Brennan und Harbert müssen beim Zusammenweben dieser nicht übereinstimmenden Stimmen zwischen sorgfältig abgestimmten Erzählungen navigieren, sowohl von Häftlingen als auch von ihren Verwaltern. Das Ergebnis ist ein fesselndes Porträt von Gefängnismusikern, das frei von romantisierten Erzählungen ist - eines, das es dem Betrachter oder Zuhörer überlässt, die Grenze zwischen Authentizität und Künstlichkeit zu ziehen.
In Follow Me Down singt Taylor den Dixie Hummingbirds-Klassiker „Ich lebe weiter, nachdem ich gestorben bin“, diesmal umgeben von einem Chor von Insassenmusikern.
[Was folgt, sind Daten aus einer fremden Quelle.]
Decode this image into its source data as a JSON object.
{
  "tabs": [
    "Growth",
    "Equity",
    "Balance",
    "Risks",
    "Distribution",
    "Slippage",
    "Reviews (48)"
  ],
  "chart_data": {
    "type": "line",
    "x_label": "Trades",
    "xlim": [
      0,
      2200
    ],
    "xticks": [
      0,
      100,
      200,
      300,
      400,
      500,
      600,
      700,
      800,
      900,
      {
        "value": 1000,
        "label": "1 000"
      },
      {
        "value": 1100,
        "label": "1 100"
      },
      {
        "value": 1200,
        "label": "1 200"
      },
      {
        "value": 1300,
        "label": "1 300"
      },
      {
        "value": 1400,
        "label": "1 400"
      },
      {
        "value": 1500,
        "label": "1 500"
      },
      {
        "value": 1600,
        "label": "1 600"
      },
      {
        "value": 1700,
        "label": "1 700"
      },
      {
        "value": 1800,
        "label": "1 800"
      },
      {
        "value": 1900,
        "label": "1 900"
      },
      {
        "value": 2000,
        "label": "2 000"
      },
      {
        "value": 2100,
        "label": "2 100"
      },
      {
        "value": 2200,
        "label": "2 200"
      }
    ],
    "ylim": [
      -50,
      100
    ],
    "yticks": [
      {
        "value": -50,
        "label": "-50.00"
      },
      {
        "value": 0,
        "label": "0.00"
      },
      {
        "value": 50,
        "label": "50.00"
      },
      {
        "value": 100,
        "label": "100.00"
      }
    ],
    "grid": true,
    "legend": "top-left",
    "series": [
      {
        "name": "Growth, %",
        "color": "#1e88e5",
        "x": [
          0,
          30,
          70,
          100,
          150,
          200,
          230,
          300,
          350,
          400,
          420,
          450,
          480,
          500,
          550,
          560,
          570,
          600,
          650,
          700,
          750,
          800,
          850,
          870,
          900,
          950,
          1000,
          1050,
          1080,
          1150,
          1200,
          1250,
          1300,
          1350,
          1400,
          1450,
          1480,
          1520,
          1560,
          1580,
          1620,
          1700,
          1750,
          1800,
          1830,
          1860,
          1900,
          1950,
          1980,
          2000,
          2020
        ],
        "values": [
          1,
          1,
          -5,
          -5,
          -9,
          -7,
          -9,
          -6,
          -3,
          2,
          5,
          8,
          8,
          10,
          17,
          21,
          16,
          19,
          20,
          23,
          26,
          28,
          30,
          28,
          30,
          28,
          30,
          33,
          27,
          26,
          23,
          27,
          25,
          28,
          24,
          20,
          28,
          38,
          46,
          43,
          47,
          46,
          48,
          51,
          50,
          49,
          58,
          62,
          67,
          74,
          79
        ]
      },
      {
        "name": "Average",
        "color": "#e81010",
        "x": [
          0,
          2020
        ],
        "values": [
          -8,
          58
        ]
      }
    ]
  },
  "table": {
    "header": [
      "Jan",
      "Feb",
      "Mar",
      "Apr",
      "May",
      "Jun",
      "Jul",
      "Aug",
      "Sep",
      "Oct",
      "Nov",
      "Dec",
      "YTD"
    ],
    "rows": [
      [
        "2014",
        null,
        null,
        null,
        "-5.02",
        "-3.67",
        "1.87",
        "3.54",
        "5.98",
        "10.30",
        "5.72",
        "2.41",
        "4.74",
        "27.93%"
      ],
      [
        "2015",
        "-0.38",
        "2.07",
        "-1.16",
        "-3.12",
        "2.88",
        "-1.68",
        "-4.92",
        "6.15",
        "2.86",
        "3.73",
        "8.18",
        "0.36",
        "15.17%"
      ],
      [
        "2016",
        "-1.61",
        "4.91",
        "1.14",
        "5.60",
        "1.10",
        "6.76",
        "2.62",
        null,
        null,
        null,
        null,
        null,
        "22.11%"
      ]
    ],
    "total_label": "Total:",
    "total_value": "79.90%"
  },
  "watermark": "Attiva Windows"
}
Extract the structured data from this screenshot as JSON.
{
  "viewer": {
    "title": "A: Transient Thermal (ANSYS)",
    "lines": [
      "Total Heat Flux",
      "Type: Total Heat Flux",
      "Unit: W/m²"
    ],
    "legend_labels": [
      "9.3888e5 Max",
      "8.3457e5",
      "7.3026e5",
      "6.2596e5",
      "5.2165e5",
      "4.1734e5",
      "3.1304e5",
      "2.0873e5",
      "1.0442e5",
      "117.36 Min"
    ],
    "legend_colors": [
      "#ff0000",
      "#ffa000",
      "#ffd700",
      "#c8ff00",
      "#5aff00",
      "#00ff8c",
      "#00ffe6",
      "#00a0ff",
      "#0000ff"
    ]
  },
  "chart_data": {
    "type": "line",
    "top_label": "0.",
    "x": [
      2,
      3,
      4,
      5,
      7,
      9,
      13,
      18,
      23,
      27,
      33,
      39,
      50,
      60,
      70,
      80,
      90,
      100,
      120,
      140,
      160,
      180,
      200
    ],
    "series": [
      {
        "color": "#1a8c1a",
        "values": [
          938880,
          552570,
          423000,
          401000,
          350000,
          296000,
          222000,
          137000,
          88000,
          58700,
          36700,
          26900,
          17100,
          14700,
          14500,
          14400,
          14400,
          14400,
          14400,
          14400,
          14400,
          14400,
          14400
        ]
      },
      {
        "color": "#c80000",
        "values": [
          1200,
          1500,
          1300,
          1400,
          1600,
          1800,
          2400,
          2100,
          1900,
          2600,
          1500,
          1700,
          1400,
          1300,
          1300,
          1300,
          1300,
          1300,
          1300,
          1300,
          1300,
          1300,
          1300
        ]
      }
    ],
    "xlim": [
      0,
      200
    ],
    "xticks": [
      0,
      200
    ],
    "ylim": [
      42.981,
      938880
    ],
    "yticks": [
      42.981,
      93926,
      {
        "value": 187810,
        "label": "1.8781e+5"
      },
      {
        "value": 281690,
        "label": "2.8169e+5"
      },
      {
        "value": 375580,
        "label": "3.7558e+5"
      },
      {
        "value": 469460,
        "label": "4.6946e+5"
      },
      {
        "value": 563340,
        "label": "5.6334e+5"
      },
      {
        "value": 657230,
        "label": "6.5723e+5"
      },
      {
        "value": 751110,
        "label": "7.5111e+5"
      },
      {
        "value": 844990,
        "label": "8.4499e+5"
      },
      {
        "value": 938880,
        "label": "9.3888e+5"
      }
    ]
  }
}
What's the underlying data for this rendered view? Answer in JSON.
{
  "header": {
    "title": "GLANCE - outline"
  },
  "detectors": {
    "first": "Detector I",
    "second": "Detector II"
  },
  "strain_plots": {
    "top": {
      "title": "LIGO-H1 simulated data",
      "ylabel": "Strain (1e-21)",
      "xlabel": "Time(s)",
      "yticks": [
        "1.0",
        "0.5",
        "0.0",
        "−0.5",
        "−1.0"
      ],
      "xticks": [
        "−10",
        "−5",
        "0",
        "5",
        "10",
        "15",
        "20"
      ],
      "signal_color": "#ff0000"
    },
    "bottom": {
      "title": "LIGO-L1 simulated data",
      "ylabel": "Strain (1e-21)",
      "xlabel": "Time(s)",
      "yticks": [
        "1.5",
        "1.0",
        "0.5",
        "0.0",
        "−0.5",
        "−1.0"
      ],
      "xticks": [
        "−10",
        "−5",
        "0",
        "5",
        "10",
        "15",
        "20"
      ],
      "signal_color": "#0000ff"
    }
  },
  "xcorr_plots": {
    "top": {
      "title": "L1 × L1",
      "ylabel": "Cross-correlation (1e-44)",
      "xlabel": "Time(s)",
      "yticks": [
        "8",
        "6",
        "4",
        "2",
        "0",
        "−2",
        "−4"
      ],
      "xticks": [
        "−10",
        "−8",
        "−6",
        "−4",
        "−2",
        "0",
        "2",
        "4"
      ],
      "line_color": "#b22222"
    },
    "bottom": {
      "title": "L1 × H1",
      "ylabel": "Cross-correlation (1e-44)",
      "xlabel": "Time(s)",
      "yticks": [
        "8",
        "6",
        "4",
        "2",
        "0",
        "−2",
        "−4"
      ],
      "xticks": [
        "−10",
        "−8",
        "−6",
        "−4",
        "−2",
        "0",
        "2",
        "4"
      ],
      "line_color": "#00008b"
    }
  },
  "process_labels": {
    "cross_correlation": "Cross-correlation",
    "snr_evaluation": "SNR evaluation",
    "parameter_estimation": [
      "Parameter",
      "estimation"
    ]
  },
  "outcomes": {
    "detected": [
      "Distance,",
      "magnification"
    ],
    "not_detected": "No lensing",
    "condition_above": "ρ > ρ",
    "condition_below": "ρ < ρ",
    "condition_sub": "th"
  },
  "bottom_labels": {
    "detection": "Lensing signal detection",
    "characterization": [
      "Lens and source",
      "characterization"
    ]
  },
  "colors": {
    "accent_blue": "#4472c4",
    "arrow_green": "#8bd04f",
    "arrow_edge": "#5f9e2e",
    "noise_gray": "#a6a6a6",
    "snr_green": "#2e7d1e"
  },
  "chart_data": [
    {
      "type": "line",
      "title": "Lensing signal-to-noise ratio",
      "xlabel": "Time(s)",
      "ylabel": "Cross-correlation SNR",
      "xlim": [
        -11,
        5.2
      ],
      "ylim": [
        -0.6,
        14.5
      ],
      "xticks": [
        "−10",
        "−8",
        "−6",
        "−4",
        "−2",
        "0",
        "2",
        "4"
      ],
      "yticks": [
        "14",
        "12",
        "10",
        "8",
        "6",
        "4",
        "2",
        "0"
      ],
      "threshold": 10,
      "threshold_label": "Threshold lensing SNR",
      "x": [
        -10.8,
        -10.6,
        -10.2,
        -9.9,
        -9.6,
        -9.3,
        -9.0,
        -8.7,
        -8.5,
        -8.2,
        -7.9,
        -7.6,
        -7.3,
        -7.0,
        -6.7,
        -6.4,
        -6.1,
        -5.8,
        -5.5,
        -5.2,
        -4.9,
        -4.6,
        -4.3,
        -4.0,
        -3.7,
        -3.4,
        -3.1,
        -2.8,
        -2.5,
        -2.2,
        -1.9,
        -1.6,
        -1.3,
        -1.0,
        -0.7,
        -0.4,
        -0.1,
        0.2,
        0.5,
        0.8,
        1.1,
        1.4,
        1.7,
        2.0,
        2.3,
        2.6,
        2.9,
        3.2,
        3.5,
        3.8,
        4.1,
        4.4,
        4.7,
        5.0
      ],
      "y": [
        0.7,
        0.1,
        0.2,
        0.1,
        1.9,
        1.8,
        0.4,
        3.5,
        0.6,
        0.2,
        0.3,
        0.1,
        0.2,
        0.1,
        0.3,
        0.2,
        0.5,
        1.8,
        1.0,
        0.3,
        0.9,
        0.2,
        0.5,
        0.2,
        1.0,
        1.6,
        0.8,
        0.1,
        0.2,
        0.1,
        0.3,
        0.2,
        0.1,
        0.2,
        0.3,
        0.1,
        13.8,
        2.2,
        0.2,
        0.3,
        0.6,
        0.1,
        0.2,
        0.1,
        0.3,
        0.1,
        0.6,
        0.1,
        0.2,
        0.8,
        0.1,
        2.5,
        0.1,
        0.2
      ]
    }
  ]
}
Die Festnahme wirft die Frage auf: Ist Taylor ein Musiker, ein Verbrecher oder beides? Die Entscheidung liegt beim Betrachter.
Eine Version dieses Artikels von Angelica Aboulhosn wurde ursprünglich vom Center for Folklife and Cultural Heritage veröffentlicht. Mit dem Event Music, Prisons and Transformation wurde Sounding Board ins Leben gerufen, eine öffentliche Programmreihe, die vom Smithsonian Folklife Festival produziert wird. Seien Sie gespannt auf zukünftige Ereignisse.